NU: Hukuman Mati Sah dan Tidak Melanggar Hukum

Faishol Taselan    •    Selasa, 04 Aug 2015 18:04 WIB
muktamar nahdlatul ulama
NU: Hukuman Mati Sah dan Tidak Melanggar Hukum
Sidang komisi di Muktamar ke-33 NU. Foto: MI/Faishol

Metrotvnews.com, Jombang: Nahdlatul Ulama (NU) menilai hukuman mati sah dan tidak melangggar hak asasi manusia (HAM). Sebab, hukuman itu melindungi masyarakat atau seseorang dari ancaman pelaku pembunuh.

Demikian salah satu simpulan yang tertuang di sidang komisi Bahtsul Masail Maudlui pada Muktamar ke-33 NU di Pondok Pesantren Bahrul Ulum, Tambak Beras, Jombang, Jawa Timur, Selasa (4/8/2015) siang.

“Seluruh peserta Bahtsul Masail sepakat dan bisa menerima hukuman mati tidak melanggar HAM,” kata Sekretrais Komisi Bathsul Masail Maudlui Kiai Haji Arwani Faisal.

Pada Muktamar NU kali ini sejumlah hukum dikaji lewat Bahtsul Masail. Salah satunya, Bahtsul Masail Maudlui yang membahas hukuman mati serta hukum pasar bebas dan utang luar negeri.

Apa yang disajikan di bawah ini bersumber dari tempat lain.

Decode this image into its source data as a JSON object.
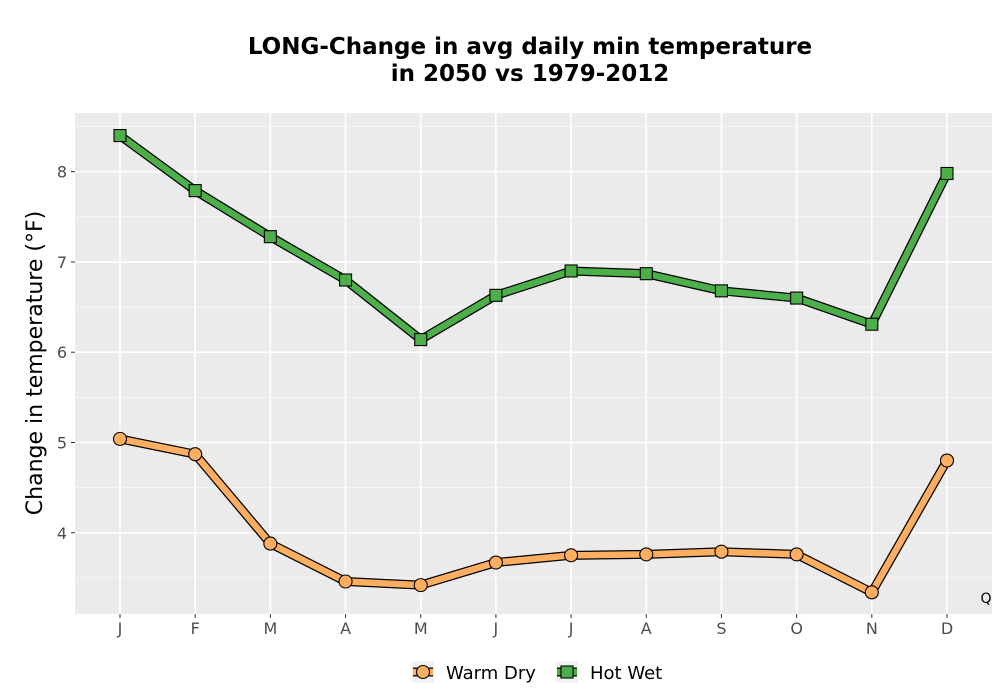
{
  "chart_data": {
    "type": "line",
    "title_line1": "LONG-Change in avg daily min temperature",
    "title_line2": "in 2050 vs 1979-2012",
    "xlabel": "",
    "ylabel": "Change in temperature (°F)",
    "categories": [
      "J",
      "F",
      "M",
      "A",
      "M",
      "J",
      "J",
      "A",
      "S",
      "O",
      "N",
      "D"
    ],
    "ylim": [
      3.1,
      8.65
    ],
    "yticks": [
      4,
      5,
      6,
      7,
      8
    ],
    "grid": true,
    "legend_position": "bottom",
    "series": [
      {
        "name": "Warm Dry",
        "marker": "circle",
        "color": "#fdae61",
        "values": [
          5.04,
          4.87,
          3.88,
          3.46,
          3.42,
          3.67,
          3.75,
          3.76,
          3.79,
          3.76,
          3.34,
          4.8
        ]
      },
      {
        "name": "Hot Wet",
        "marker": "square",
        "color": "#4daf4a",
        "values": [
          8.4,
          7.79,
          7.28,
          6.8,
          6.14,
          6.63,
          6.9,
          6.87,
          6.68,
          6.6,
          6.31,
          7.98
        ]
      }
    ],
    "corner_note": "Q"
  },
  "colors": {
    "panel_bg": "#ebebeb",
    "grid_major": "#ffffff",
    "outline": "#000000"
  }
}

Khusus hukuman mati menjadi perdebatan cukup sengit dari kalangan peserta Bahtsul Masail. Mereka mengajukan pendapat disertai pedoman kitabnya.

Akhirnya, menurut Arwani, seluruh peserta sepakat hukuman mati sah dan tidak melanggar HAM. Dasar yang dipakai adalah Alquran Surat Al Maidah ayat 32, Al-Baqarah ayat 78 dan 79, Tafsir Baghowi, Ibnu Katsir, dan Alfiqhu Al Islami Wa Ahdilla Tuhu.

“Artinya dalam menyikapi hukuman mati ini sudah ada dasar kuat. Karena pelaku mendapat ganjaran setimpal dengan perbuatannya, semisal membunuh orang lain," tegasnya.

Dijelaskan, hukuman mati dianggap sah karena tindakan yang menimbulkan kerugian atau ancaman (mafsadah/kerusakan) banyak orang dan sulit diberantas.

Bahkan, dalam Bahtsul Masail ini tidak hanya pembunuh, tapi juga berlaku untuk produsen, pemasok, pengedar narkoba, perampok, dan koruptor.

“Termasuk koruptor kalau merajalela di mana-mana, bisa diancam hukuman mati. Ini sebagai pendidikan bagi orang lain agar mencegah berbuat tersebut," tuturnya.